The yellow-browed woodpecker is 21 to 22 cm long and weighs 22 to 68 g. Males and females have the same plumage except on their heads. Males are red from forehead to nape, have a narrow yellowish white supercilium, are dark olive green around the eye and onto the side of the neck, and successively below that a pale yellow stripe and a red malar band. Their chin and throat are pale golden. The female has an olive forehead and crown and much less red at the malar. Adults have olive green upperparts. Their flight feathers are dark brown with greenish edges and dark cinnamon-rufous on the inner webs. Their tail is blackish. Their underparts are whitish with wide dark olive bars. Their medium-length beak is blackish gray with a paler base on the mandible, their iris chestnut-brown, and the legs greenish gray. Juveniles are generally duller than adults and have less well defined barring on their underparts.

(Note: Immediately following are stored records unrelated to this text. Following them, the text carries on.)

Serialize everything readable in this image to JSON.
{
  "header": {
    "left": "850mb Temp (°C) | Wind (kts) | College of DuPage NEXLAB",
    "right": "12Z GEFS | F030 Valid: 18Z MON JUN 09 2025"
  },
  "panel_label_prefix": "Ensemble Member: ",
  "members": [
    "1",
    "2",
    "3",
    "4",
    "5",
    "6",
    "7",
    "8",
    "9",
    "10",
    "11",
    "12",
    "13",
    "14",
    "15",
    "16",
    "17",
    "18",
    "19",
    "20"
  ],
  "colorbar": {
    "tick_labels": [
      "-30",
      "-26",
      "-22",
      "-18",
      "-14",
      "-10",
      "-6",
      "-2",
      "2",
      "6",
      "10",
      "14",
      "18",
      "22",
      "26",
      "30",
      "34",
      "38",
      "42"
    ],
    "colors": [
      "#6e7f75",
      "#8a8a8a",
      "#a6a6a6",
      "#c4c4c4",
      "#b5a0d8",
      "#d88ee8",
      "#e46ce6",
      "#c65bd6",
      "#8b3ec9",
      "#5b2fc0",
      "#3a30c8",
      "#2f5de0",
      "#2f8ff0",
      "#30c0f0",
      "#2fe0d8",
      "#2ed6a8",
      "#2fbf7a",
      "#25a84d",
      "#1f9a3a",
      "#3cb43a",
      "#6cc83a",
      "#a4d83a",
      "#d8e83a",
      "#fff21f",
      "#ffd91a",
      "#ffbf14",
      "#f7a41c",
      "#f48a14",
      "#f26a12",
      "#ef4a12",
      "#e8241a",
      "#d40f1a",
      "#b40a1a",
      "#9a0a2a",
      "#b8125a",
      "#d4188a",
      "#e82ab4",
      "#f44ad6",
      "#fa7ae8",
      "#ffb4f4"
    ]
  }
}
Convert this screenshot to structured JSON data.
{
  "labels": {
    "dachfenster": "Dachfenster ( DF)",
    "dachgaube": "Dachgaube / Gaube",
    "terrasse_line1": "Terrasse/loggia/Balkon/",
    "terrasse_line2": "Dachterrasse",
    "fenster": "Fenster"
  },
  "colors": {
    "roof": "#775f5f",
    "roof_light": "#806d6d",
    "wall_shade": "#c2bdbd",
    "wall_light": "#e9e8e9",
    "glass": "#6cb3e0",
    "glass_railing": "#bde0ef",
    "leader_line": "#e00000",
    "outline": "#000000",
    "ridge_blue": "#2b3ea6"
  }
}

==Distribution and habitat==

The yellow-browed woodpecker is found from Brazil's São Paulo state south through eastern Paraguay and northern Uruguay into northeastern Argentina. It inhabits the interior and edges of humid mature montane forest, dense secondary forest and woodland, and humid lowland forest. In elevation it ranges between 750 and 2000 m in Brazil and generally lower in the other countries.

==Behavior==
===Movement===

As far as is known, the yellow-browed woodpecker is a year-round resident throughout its range.

===Feeding===

The yellow-browed woodpecker mostly forages in the forest's middle level, by itself or in pairs. It commonly feeds by gleaning and pecking to reach prey. Its diet has not been studied in detail but is known to include ants and their eggs.

===Breeding===

The yellow-browed woodpecker's breeding season is not well defined but appears to include August to November. It tends to excavate its nest cavity high in a tree.The clutch size, incubation period, time to fledging, and details of parental care are not known.

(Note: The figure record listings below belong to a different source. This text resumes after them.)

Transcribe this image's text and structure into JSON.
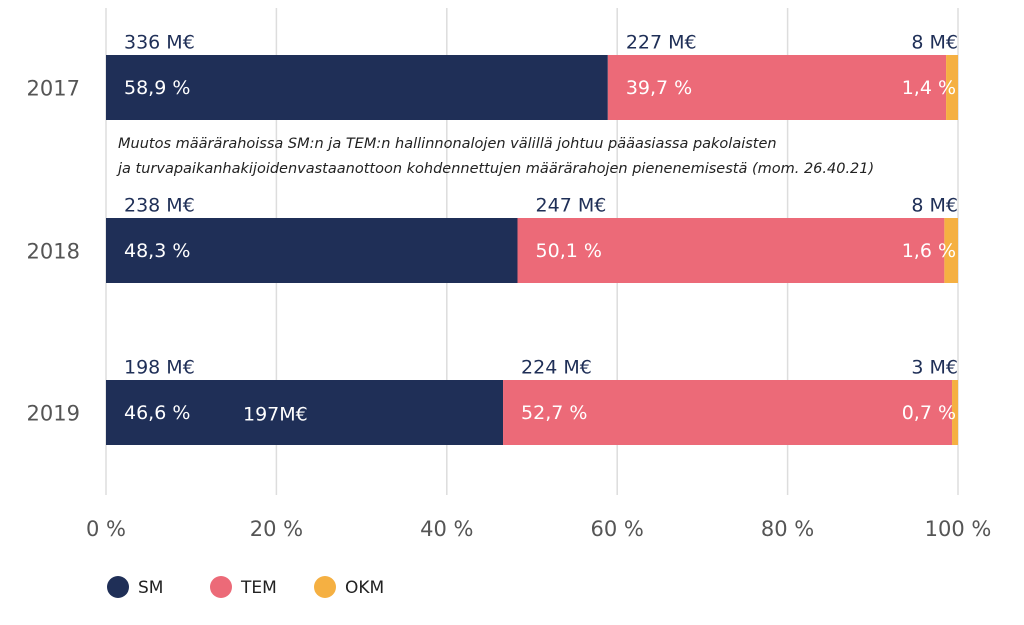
{
  "chart_data": {
    "type": "stacked_barh",
    "categories": [
      "2017",
      "2018",
      "2019"
    ],
    "series": [
      {
        "name": "SM",
        "color": "#1f2f57",
        "values": [
          58.9,
          48.3,
          46.6
        ],
        "value_labels": [
          "58,9 %",
          "48,3 %",
          "46,6 %"
        ],
        "amount_labels": [
          "336 M€",
          "238 M€",
          "198 M€"
        ]
      },
      {
        "name": "TEM",
        "color": "#ec6a78",
        "values": [
          39.7,
          50.1,
          52.7
        ],
        "value_labels": [
          "39,7 %",
          "50,1 %",
          "52,7 %"
        ],
        "amount_labels": [
          "227 M€",
          "247 M€",
          "224 M€"
        ]
      },
      {
        "name": "OKM",
        "color": "#f5b042",
        "values": [
          1.4,
          1.6,
          0.7
        ],
        "value_labels": [
          "1,4 %",
          "1,6 %",
          "0,7 %"
        ],
        "amount_labels": [
          "8 M€",
          "8 M€",
          "3 M€"
        ]
      }
    ],
    "annotations": [
      "Muutos määrärahoissa SM:n ja TEM:n hallinnonalojen välillä johtuu pääasiassa pakolaisten",
      "ja turvapaikanhakijoidenvastaanottoon kohdennettujen määrärahojen pienenemisestä (mom. 26.40.21)",
      "197M€"
    ],
    "xlim": [
      0,
      100
    ],
    "xticks": [
      {
        "value": 0,
        "label": "0 %"
      },
      {
        "value": 20,
        "label": "20 %"
      },
      {
        "value": 40,
        "label": "40 %"
      },
      {
        "value": 60,
        "label": "60 %"
      },
      {
        "value": 80,
        "label": "80 %"
      },
      {
        "value": 100,
        "label": "100 %"
      }
    ],
    "grid": true
  }
}
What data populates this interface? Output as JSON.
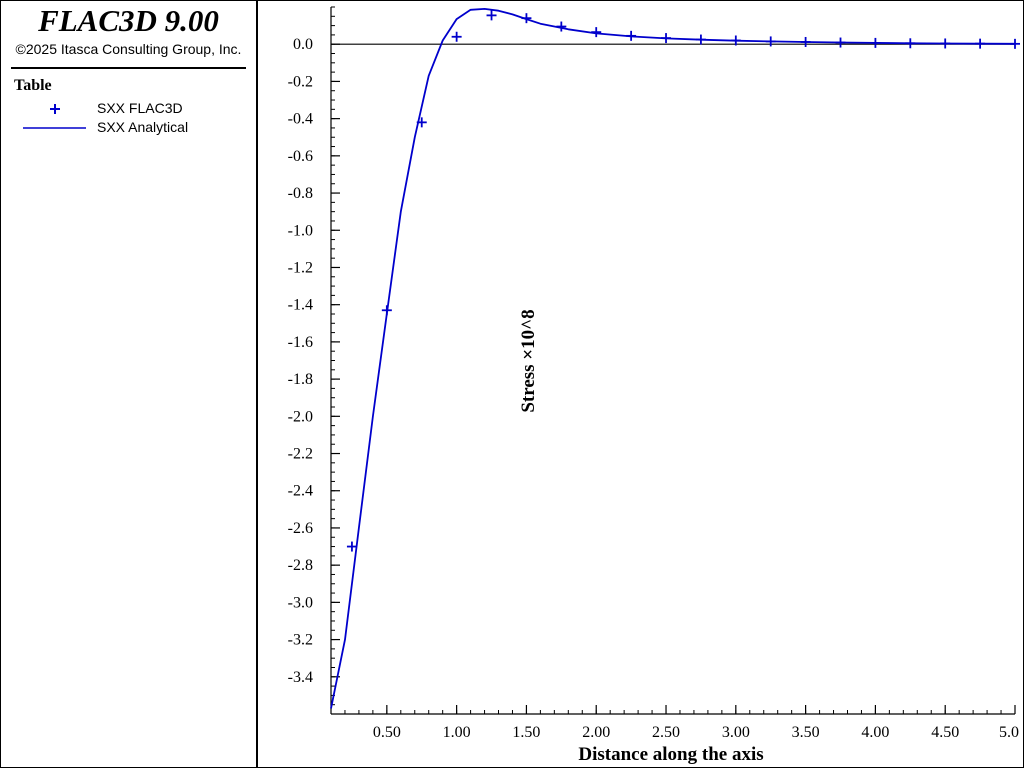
{
  "app": {
    "title": "FLAC3D 9.00",
    "copyright": "©2025 Itasca Consulting Group, Inc."
  },
  "legend": {
    "title": "Table",
    "items": [
      {
        "label": "SXX FLAC3D",
        "marker": "plus",
        "color": "#0000cc"
      },
      {
        "label": "SXX Analytical",
        "marker": "line",
        "color": "#0000cc"
      }
    ]
  },
  "chart_data": {
    "type": "line",
    "xlabel": "Distance along the axis",
    "ylabel": "Stress ×10^8",
    "xlim": [
      0.1,
      5.0
    ],
    "ylim": [
      -3.6,
      0.2
    ],
    "xticks": [
      0.5,
      1.0,
      1.5,
      2.0,
      2.5,
      3.0,
      3.5,
      4.0,
      4.5,
      5.0
    ],
    "xtick_labels": [
      "0.50",
      "1.00",
      "1.50",
      "2.00",
      "2.50",
      "3.00",
      "3.50",
      "4.00",
      "4.50",
      "5.0"
    ],
    "yticks": [
      0.0,
      -0.2,
      -0.4,
      -0.6,
      -0.8,
      -1.0,
      -1.2,
      -1.4,
      -1.6,
      -1.8,
      -2.0,
      -2.2,
      -2.4,
      -2.6,
      -2.8,
      -3.0,
      -3.2,
      -3.4
    ],
    "ytick_labels": [
      "0.0",
      "-0.2",
      "-0.4",
      "-0.6",
      "-0.8",
      "-1.0",
      "-1.2",
      "-1.4",
      "-1.6",
      "-1.8",
      "-2.0",
      "-2.2",
      "-2.4",
      "-2.6",
      "-2.8",
      "-3.0",
      "-3.2",
      "-3.4"
    ],
    "zero_line": true,
    "color": "#0000cc",
    "series": [
      {
        "name": "SXX FLAC3D",
        "style": "markers",
        "x": [
          0.25,
          0.5,
          0.75,
          1.0,
          1.25,
          1.5,
          1.75,
          2.0,
          2.25,
          2.5,
          2.75,
          3.0,
          3.25,
          3.5,
          3.75,
          4.0,
          4.25,
          4.5,
          4.75,
          5.0
        ],
        "y": [
          -2.7,
          -1.43,
          -0.42,
          0.04,
          0.155,
          0.14,
          0.095,
          0.065,
          0.045,
          0.033,
          0.025,
          0.02,
          0.015,
          0.012,
          0.009,
          0.007,
          0.005,
          0.004,
          0.003,
          0.002
        ]
      },
      {
        "name": "SXX Analytical",
        "style": "line",
        "x": [
          0.1,
          0.2,
          0.3,
          0.4,
          0.5,
          0.6,
          0.7,
          0.8,
          0.9,
          1.0,
          1.1,
          1.2,
          1.3,
          1.4,
          1.5,
          1.6,
          1.8,
          2.0,
          2.25,
          2.5,
          2.75,
          3.0,
          3.25,
          3.5,
          3.75,
          4.0,
          4.25,
          4.5,
          4.75,
          5.0
        ],
        "y": [
          -3.57,
          -3.2,
          -2.6,
          -2.0,
          -1.45,
          -0.9,
          -0.5,
          -0.17,
          0.02,
          0.135,
          0.185,
          0.19,
          0.18,
          0.16,
          0.135,
          0.11,
          0.08,
          0.058,
          0.042,
          0.031,
          0.024,
          0.019,
          0.015,
          0.012,
          0.009,
          0.007,
          0.005,
          0.004,
          0.003,
          0.002
        ]
      }
    ]
  }
}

===Vocal and non-vocal sounds===

The yellow-browed woodpecker's song is a "slow or hurried series of 7-15 high 'wuh' notes." It drums with "rapid, regular rolls."

==Status==

The IUCN has assessed the yellow-browed woodpecker as Near Threatened. It has a somewhat restricted range and an unknown population size that is believed to be decreasing. Much of its original habitat has been cleared for cultivation and pasture and the conversion continues. "Rather uncommon; apparently shy in nature, and not often seen."